Nos habíamos escapado creyéndonos invisibles entre toda esa gente, creyendo que separarnos discretamente del grupo doblando aquella esquina resultaría imperceptible, creyendo que mientras corriéramos sin mirar atrás nada podría sucedernos, que al otro lado de la puerta de un bar la oscuridad nos mantendría a salvo, como si aún no supiéramos que el peligro venía de quien nos daba pulso. Allí, detrás de esa puerta, escuché Diecinueve por primera vez. Lo recuerdo por tu cara, porque empezaste a mirar muy fuerte, y rompiste a llorar.
Era en esa época en la que todo lo que ocurría era tan real y producía consecuencias drásticas, que cada paso que dábamos resultaba trascendente. La conciencia eran siete puntas afiladas, y las bordeaba un abismo. Y vivir era terrible porque sabíamos que tendríamos que atravesarnos las entrañas con una de esas puntas, que era como tenerlas ya dentro, o bien caeríamos al vacío para siempre, que era como estar cayendo.
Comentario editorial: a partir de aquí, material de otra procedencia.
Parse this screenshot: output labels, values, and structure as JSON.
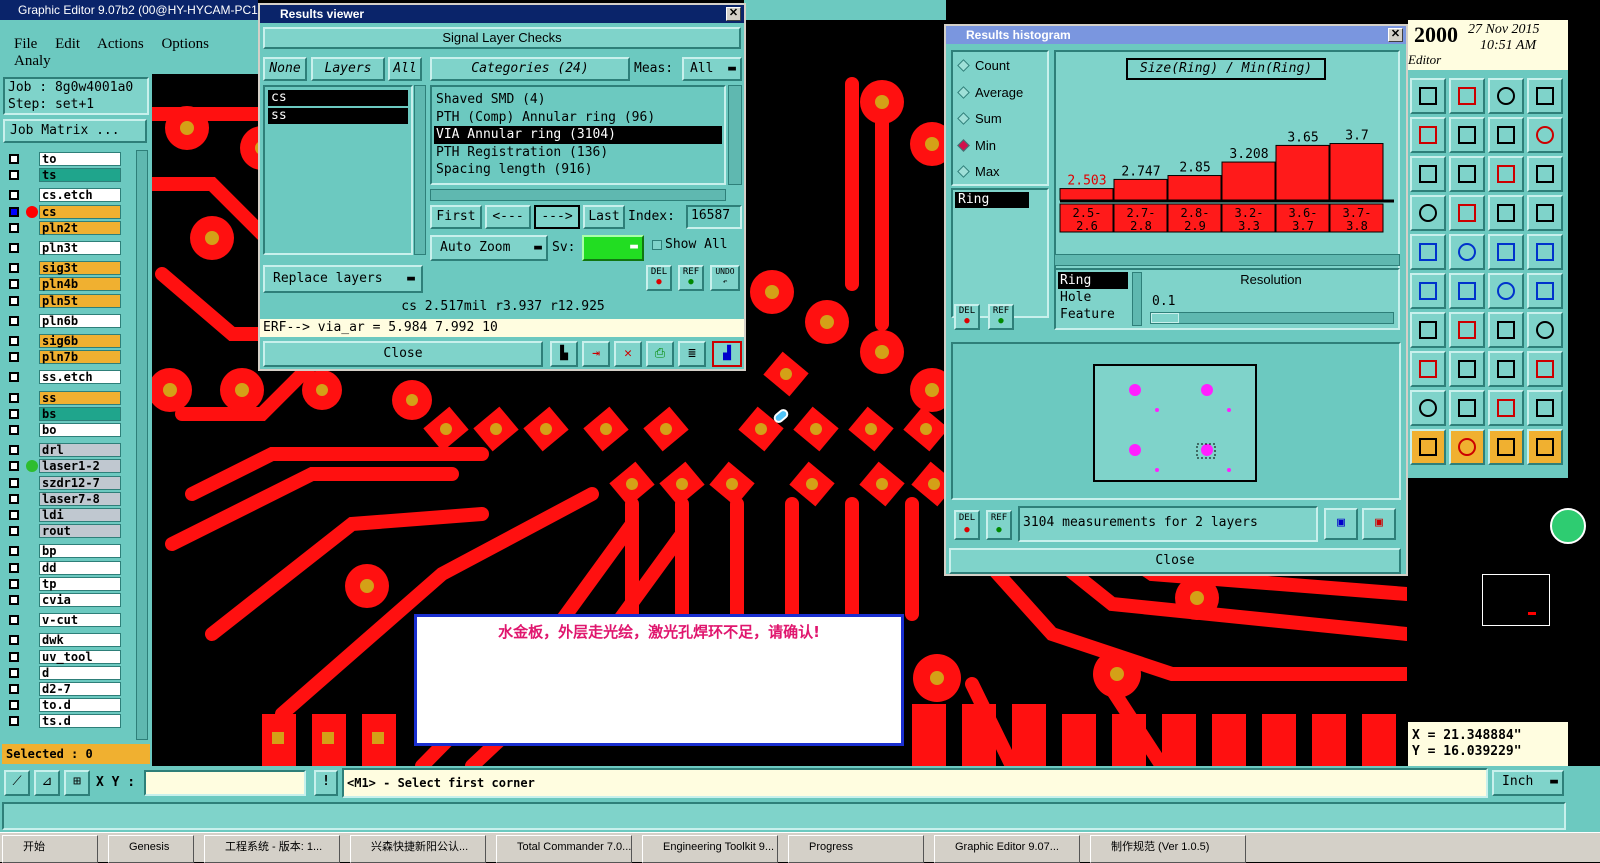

Y también, y al mismo tiempo, era maravilloso, porque esa trascendencia constante nos hacía sentir vivos. Y el amor. El miedo y el amor son dos grandes amplificadores de la conciencia de estar vivo, de ser frágiles, de saber que, en realidad, no tenemos ningún control sobre nada, que ni siquiera tenemos nada, solo ese sentir que reverbera y grita, y siente, terrible y maravilloso.
Unos años después reaparece Maga en concierto. Ya no corremos por la calle para ponernos a salvo sino porque vamos tarde. Ya no estamos en peligro. Salvados.
Por la mañana, antes del concierto, repaso Diecinueve, Como nubes a mi te, Vacaciones de un minuto, y me llevan a ese origen salvaje en un instante, y cuando me quiero dar cuenta estoy mirando fuerte. Quiero hacer ese viaje contigo, y no pensar, solo sentir. Entonces te llamo y te digo que estoy pensando en no llevar la cámara. ¿Te pasaba algo esta mañana? Me dices. No, nada. Está todo bien. Contesto.